The CAF’s push to acquire unmanned systems is being matched by our allies — and adversaries. To defend against the drone threat from this last group, Canada and NATO need counter-drone drones; aka interceptors that can take the fight to enemy UAVs and knock them out of the sky before they can complete their missions.

This is where MARSS can help. They provide end-to-end counter-UAS defence systems including flying vehicles like the MARSS’ Interceptor, an AI-enabled autonomous UAV that can take down several attacking drones during a single operation. Basically, MARSS has developed a true air defence system against drones, akin to the anti-aircraft and anti-missile defence systems in use around the world today.

The key to MARSS’ counter-drone defence platform is its NiDAR surveillance platform. Powered by MARSS’ proprietary Hybrid Intelligence approach (a combination of AI, traditional algorithmic techniques, and human domain expertise), “NiDAR fuses multiple sensors to create a highly accurate and rapid means of detecting, tracking and classifying potential threats,” said Mike Collier, MARSS’ Business Development Manager, NATO. “By integrating with multiple soft-kill and hard-kill effectors, NiDAR also provides operators with full end-to-end Counter UAS (CUAS) protection, able to neutralise any identified hostile drones.”

As ‘space age’ as this may sound, MARSS’ counter-drone defence platform is already being used by DND. “In 2023, MARSS provided its C2 and CUAS platform, NiDAR, for installation on the Combat Support Ship Asterix, which serves the Royal Canadian Navy,” Collier said. “This project included the installation of a suite of sensors, while also integrating with legacy sensors already onboard the Asterix.” Beyond being useful as an anti-drone defence, this technology can also be deployed for applications such as subsea detection and search & rescue. “Looking ahead, MARSS, alongside partners Davie and Federal Fleet Services, will offer ongoing support for the Canadian Navy’s integration of its NiDAR system, and look to expand its presence with partner agencies and Canadian suppliers in the country,” he concluded.


Okay, it is highly unlikely that the CAF would ever use a drone to deliver pizza like a consumer-focussed UAV delivery system.
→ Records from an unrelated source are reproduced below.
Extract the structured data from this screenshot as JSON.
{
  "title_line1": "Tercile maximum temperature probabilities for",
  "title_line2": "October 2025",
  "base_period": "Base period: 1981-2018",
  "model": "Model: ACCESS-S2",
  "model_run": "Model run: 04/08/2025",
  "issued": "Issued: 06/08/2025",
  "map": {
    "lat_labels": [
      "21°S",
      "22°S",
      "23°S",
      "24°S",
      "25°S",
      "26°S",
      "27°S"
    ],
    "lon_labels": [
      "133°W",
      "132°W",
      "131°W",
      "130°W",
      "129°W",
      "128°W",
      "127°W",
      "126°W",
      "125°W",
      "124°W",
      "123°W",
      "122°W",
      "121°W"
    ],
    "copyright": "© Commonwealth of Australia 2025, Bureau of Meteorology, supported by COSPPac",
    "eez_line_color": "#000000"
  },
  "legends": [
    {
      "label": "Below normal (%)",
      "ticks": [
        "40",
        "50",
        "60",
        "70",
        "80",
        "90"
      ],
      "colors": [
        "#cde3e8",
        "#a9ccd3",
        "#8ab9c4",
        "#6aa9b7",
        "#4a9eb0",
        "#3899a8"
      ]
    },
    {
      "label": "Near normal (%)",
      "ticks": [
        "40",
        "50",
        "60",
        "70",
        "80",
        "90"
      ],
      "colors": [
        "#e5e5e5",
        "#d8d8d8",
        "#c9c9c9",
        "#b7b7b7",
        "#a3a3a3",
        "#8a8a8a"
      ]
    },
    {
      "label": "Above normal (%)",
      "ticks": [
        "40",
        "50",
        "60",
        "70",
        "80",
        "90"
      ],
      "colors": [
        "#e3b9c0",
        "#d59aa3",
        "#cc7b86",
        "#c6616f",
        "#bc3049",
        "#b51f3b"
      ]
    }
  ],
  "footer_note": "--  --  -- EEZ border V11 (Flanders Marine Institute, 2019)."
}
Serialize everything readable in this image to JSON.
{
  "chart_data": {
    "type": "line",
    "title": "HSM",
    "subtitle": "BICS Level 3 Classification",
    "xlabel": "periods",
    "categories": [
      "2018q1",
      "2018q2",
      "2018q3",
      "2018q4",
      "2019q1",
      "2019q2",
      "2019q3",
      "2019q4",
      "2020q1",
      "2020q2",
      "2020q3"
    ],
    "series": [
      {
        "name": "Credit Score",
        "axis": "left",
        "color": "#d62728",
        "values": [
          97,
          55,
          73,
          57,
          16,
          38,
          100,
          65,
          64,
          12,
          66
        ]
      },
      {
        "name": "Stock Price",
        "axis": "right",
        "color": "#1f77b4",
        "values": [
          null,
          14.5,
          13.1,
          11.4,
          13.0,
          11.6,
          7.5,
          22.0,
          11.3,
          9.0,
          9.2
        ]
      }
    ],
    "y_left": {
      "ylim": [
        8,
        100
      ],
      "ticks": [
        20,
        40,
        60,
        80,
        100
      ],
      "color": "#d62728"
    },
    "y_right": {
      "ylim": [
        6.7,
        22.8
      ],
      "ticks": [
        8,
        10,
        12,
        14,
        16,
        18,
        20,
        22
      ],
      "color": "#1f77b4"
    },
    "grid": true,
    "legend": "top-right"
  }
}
But this capability could be extremely useful in moving small shipments of medical and military equipment across the battlefield, at no risk to human couriers.

This is where Drone Delivery Canada (DDC) hopes to play its part. On August 29, 2023, DDC signed a contract with Innovation for Defence Excellence and Security (IDEaS) program to operate and evaluate DDC’s drone delivery platform using this company’s Canary remote piloted aircraft. Under the initial six-month, $200,000 contract, the Canary will be operated and evaluated in a test environment and real-world settings, to see how well it can carry supplies in harsh operating conditions. If the initial tests go well, DDC could receive a 12-month contract worth up to $1 million.
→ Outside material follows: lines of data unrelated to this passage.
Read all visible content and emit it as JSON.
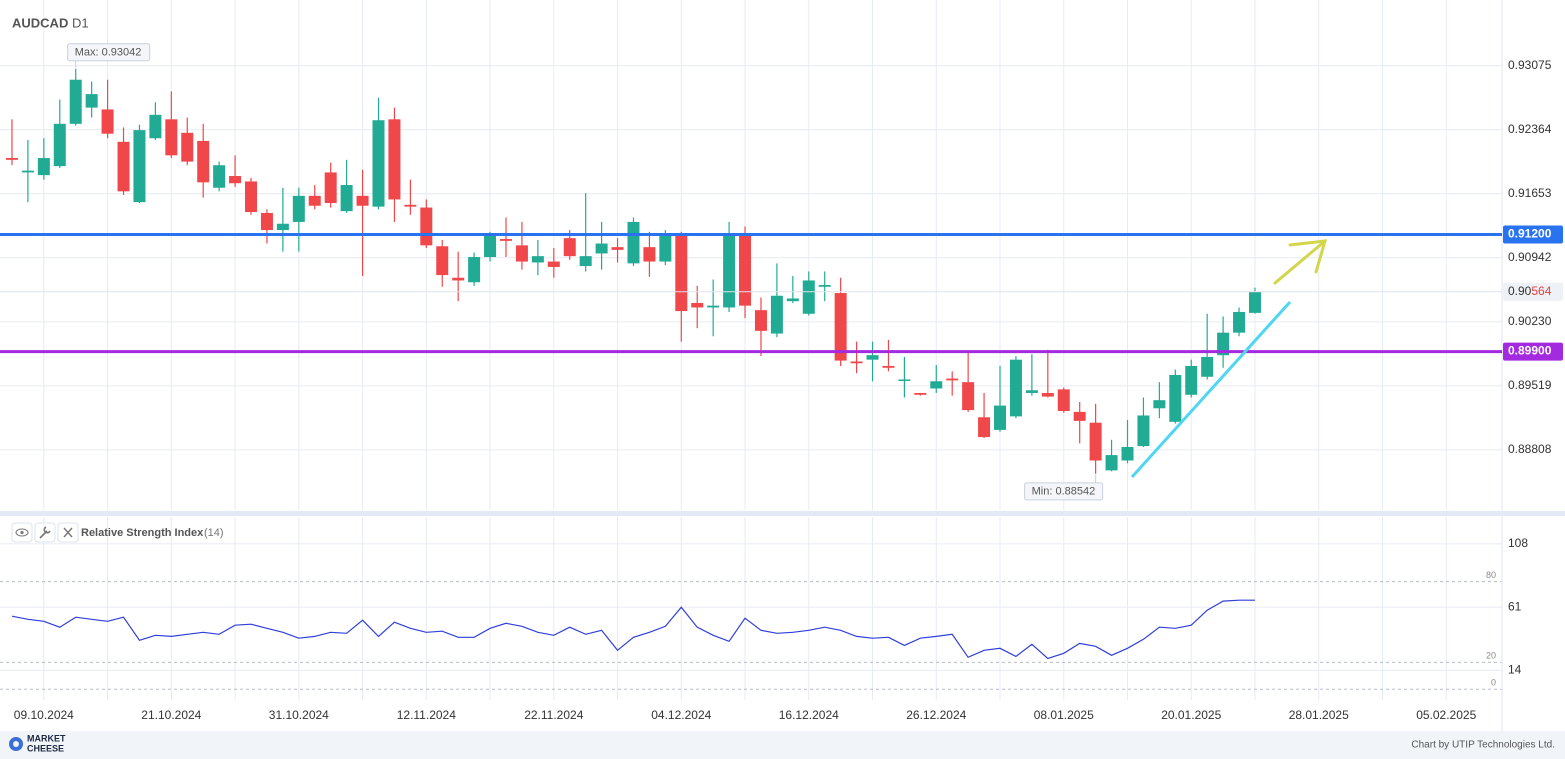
{
  "chart_data": [
    {
      "type": "candlestick",
      "title": "AUDCAD",
      "timeframe": "D1",
      "categories": [
        null,
        null,
        "09.10.2024",
        null,
        null,
        null,
        null,
        null,
        null,
        null,
        "21.10.2024",
        null,
        null,
        null,
        null,
        null,
        null,
        null,
        "31.10.2024",
        null,
        null,
        null,
        null,
        null,
        null,
        null,
        "12.11.2024",
        null,
        null,
        null,
        null,
        null,
        null,
        null,
        "22.11.2024",
        null,
        null,
        null,
        null,
        null,
        null,
        null,
        "04.12.2024",
        null,
        null,
        null,
        null,
        null,
        null,
        null,
        "16.12.2024",
        null,
        null,
        null,
        null,
        null,
        null,
        null,
        "26.12.2024",
        null,
        null,
        null,
        null,
        null,
        null,
        null,
        "08.01.2025",
        null,
        null,
        null,
        null,
        null,
        null,
        null,
        "20.01.2025",
        null,
        null,
        null,
        null,
        null,
        null,
        null,
        "28.01.2025",
        null,
        null,
        null,
        null,
        null,
        null,
        null,
        "05.02.2025",
        null,
        null,
        null
      ],
      "open": [
        0.9205,
        0.9189,
        0.9186,
        0.9196,
        0.9243,
        0.9261,
        0.9259,
        0.9223,
        0.9156,
        0.9227,
        0.9248,
        0.9233,
        0.9224,
        0.9172,
        0.9185,
        0.9179,
        0.9144,
        0.9125,
        0.9134,
        0.9163,
        0.9189,
        0.9146,
        0.9163,
        0.9151,
        0.9248,
        0.9153,
        0.915,
        0.9107,
        0.9072,
        0.9067,
        0.9095,
        0.9115,
        0.9108,
        0.9089,
        0.909,
        0.9116,
        0.9085,
        0.9099,
        0.9106,
        0.9088,
        0.9106,
        0.909,
        0.9121,
        0.9044,
        0.9039,
        0.9039,
        0.9121,
        0.9036,
        0.901,
        0.9046,
        0.9032,
        0.9062,
        0.9055,
        0.8979,
        0.8981,
        0.8974,
        0.8958,
        0.8944,
        0.8949,
        0.896,
        0.8956,
        0.8917,
        0.8903,
        0.8918,
        0.8944,
        0.8944,
        0.8948,
        0.8923,
        0.8911,
        0.8858,
        0.8869,
        0.8885,
        0.8927,
        0.8912,
        0.8942,
        0.8962,
        0.8986,
        0.9011,
        0.9033,
        null,
        null,
        null,
        null,
        null,
        null,
        null,
        null,
        null,
        null,
        null,
        null,
        null,
        null,
        null
      ],
      "high": [
        0.9248,
        0.9225,
        0.9227,
        0.927,
        0.93042,
        0.929,
        0.9292,
        0.9239,
        0.9242,
        0.9267,
        0.9279,
        0.925,
        0.9243,
        0.9201,
        0.9208,
        0.9183,
        0.9148,
        0.9172,
        0.9172,
        0.9175,
        0.92,
        0.9203,
        0.9192,
        0.9272,
        0.9261,
        0.9181,
        0.9159,
        0.9114,
        0.9101,
        0.91,
        0.9123,
        0.9139,
        0.9134,
        0.9114,
        0.9105,
        0.9125,
        0.9166,
        0.9134,
        0.9116,
        0.9139,
        0.9123,
        0.9125,
        0.9123,
        0.9063,
        0.907,
        0.9134,
        0.9129,
        0.905,
        0.9088,
        0.9074,
        0.9079,
        0.9079,
        0.9072,
        0.9001,
        0.9001,
        0.9003,
        0.8984,
        0.8944,
        0.8975,
        0.8968,
        0.899,
        0.8944,
        0.8974,
        0.8985,
        0.8987,
        0.8992,
        0.895,
        0.8934,
        0.8932,
        0.8892,
        0.8914,
        0.8939,
        0.8956,
        0.897,
        0.8981,
        0.9032,
        0.9029,
        0.9039,
        0.9061,
        null,
        null,
        null,
        null,
        null,
        null,
        null,
        null,
        null,
        null,
        null,
        null,
        null,
        null,
        null
      ],
      "low": [
        0.9197,
        0.9156,
        0.9181,
        0.9194,
        0.9241,
        0.925,
        0.9227,
        0.9164,
        0.9155,
        0.9225,
        0.9205,
        0.9197,
        0.9161,
        0.9168,
        0.9173,
        0.9142,
        0.911,
        0.9101,
        0.9101,
        0.9148,
        0.915,
        0.9144,
        0.9074,
        0.9148,
        0.9134,
        0.9142,
        0.9105,
        0.9062,
        0.9046,
        0.9063,
        0.909,
        0.9095,
        0.9081,
        0.9075,
        0.9072,
        0.9092,
        0.9079,
        0.9081,
        0.9089,
        0.9085,
        0.9073,
        0.9086,
        0.9001,
        0.9016,
        0.9007,
        0.9034,
        0.9027,
        0.8985,
        0.9006,
        0.9044,
        0.903,
        0.9046,
        0.8974,
        0.8966,
        0.8957,
        0.8968,
        0.8939,
        0.8941,
        0.8944,
        0.8941,
        0.8923,
        0.8894,
        0.8901,
        0.8916,
        0.8941,
        0.8939,
        0.8922,
        0.8888,
        0.88542,
        0.8857,
        0.8866,
        0.8884,
        0.8916,
        0.891,
        0.8939,
        0.8959,
        0.8972,
        0.9007,
        0.9032,
        null,
        null,
        null,
        null,
        null,
        null,
        null,
        null,
        null,
        null,
        null,
        null,
        null,
        null,
        null
      ],
      "close": [
        0.9203,
        0.9191,
        0.9205,
        0.9243,
        0.9292,
        0.9276,
        0.9232,
        0.9168,
        0.9236,
        0.9253,
        0.9208,
        0.9201,
        0.9178,
        0.9197,
        0.9177,
        0.9145,
        0.9125,
        0.9132,
        0.9163,
        0.9152,
        0.9155,
        0.9175,
        0.9152,
        0.9247,
        0.9159,
        0.9151,
        0.9108,
        0.9075,
        0.9069,
        0.9095,
        0.9121,
        0.9113,
        0.909,
        0.9096,
        0.9084,
        0.9096,
        0.9096,
        0.911,
        0.9103,
        0.9134,
        0.909,
        0.9121,
        0.9035,
        0.9039,
        0.9041,
        0.9121,
        0.9041,
        0.9013,
        0.9052,
        0.9049,
        0.9069,
        0.9064,
        0.898,
        0.8977,
        0.8986,
        0.8972,
        0.8959,
        0.8942,
        0.8957,
        0.8958,
        0.8925,
        0.8895,
        0.893,
        0.8981,
        0.8947,
        0.894,
        0.8924,
        0.8913,
        0.8869,
        0.8875,
        0.8884,
        0.8919,
        0.8936,
        0.8964,
        0.8974,
        0.8984,
        0.9011,
        0.9034,
        0.90564,
        null,
        null,
        null,
        null,
        null,
        null,
        null,
        null,
        null,
        null,
        null,
        null,
        null,
        null,
        null
      ],
      "up_color": "#22ab94",
      "down_color": "#f0474a",
      "ylim": [
        0.8814,
        0.9375
      ],
      "yticks": [
        0.88808,
        0.89519,
        {
          "value": 0.9023,
          "label": "0.90230"
        },
        0.90942,
        0.91653,
        0.92364,
        0.93075
      ],
      "hlines": [
        {
          "value": 0.912,
          "label": "0.91200",
          "color": "#2a73f0"
        },
        {
          "value": 0.899,
          "label": "0.89900",
          "color": "#a42adf"
        }
      ],
      "max_label": "Max: 0.93042",
      "min_label": "Min: 0.88542",
      "grid": true
    },
    {
      "type": "line",
      "title": "Relative Strength Index",
      "period_label": "(14)",
      "values": [
        54.3,
        52.0,
        50.5,
        46.1,
        53.5,
        52.0,
        50.5,
        53.5,
        36.4,
        40.1,
        39.3,
        40.8,
        42.3,
        40.8,
        47.6,
        48.3,
        45.3,
        42.3,
        37.9,
        39.3,
        42.3,
        41.6,
        51.3,
        39.3,
        49.8,
        45.3,
        42.3,
        43.1,
        38.6,
        38.6,
        45.3,
        49.0,
        46.8,
        42.3,
        40.1,
        46.1,
        40.8,
        43.8,
        28.9,
        38.6,
        42.3,
        46.8,
        61.0,
        46.1,
        40.1,
        35.6,
        52.8,
        43.8,
        41.6,
        42.3,
        43.8,
        46.1,
        43.8,
        39.3,
        37.9,
        38.6,
        32.6,
        37.9,
        39.3,
        40.8,
        23.7,
        28.9,
        30.4,
        24.4,
        33.4,
        22.9,
        26.7,
        34.1,
        31.9,
        25.2,
        30.4,
        37.1,
        46.1,
        45.3,
        47.6,
        58.7,
        65.5,
        66.2,
        66.2,
        null,
        null,
        null,
        null,
        null,
        null,
        null,
        null,
        null,
        null,
        null,
        null,
        null,
        null,
        null
      ],
      "color": "#2f3fd9",
      "ylim": [
        -8,
        128
      ],
      "yticks": [
        14,
        61,
        108
      ],
      "levels": [
        0,
        20,
        80
      ],
      "grid": true
    }
  ],
  "footer": {
    "logo": [
      "MARKET",
      "CHEESE"
    ],
    "credit": "Chart by UTIP Technologies Ltd."
  }
}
“Drone Delivery Canada is a Canadian drone technology company that specializes in developing and operating complete drone delivery logistics services for various industries,” noted DDC CEO, Steve Magirias. “The company has developed several proprietary drone technologies, including its patented FLYTE management system software, which allows for the remote operation of multiple drones from a central command center. We have three drones — the Sparrow, the Canary and the Condor. The Sparrow and Canary can handle a 10 lb payload with a 20 km range, while the Condor can handle a 400 lb payload with a 200 km range.”


All of the DND unmanned systems projects mentioned above illustrate just how central RPAS and other drone systems are coming to the CAF — and the future promises much more of the same.

“We’re not talking about a couple of strategic systems and a handful of tactical systems,” said Canadian UAVs’ Sean Greenwood. “The future is hundreds and thousands of all scales of RPAS. Canada has the space to advance RPAS like no other NATO member. We need to weaponize the air above the tundra and iterate as fast as we can.”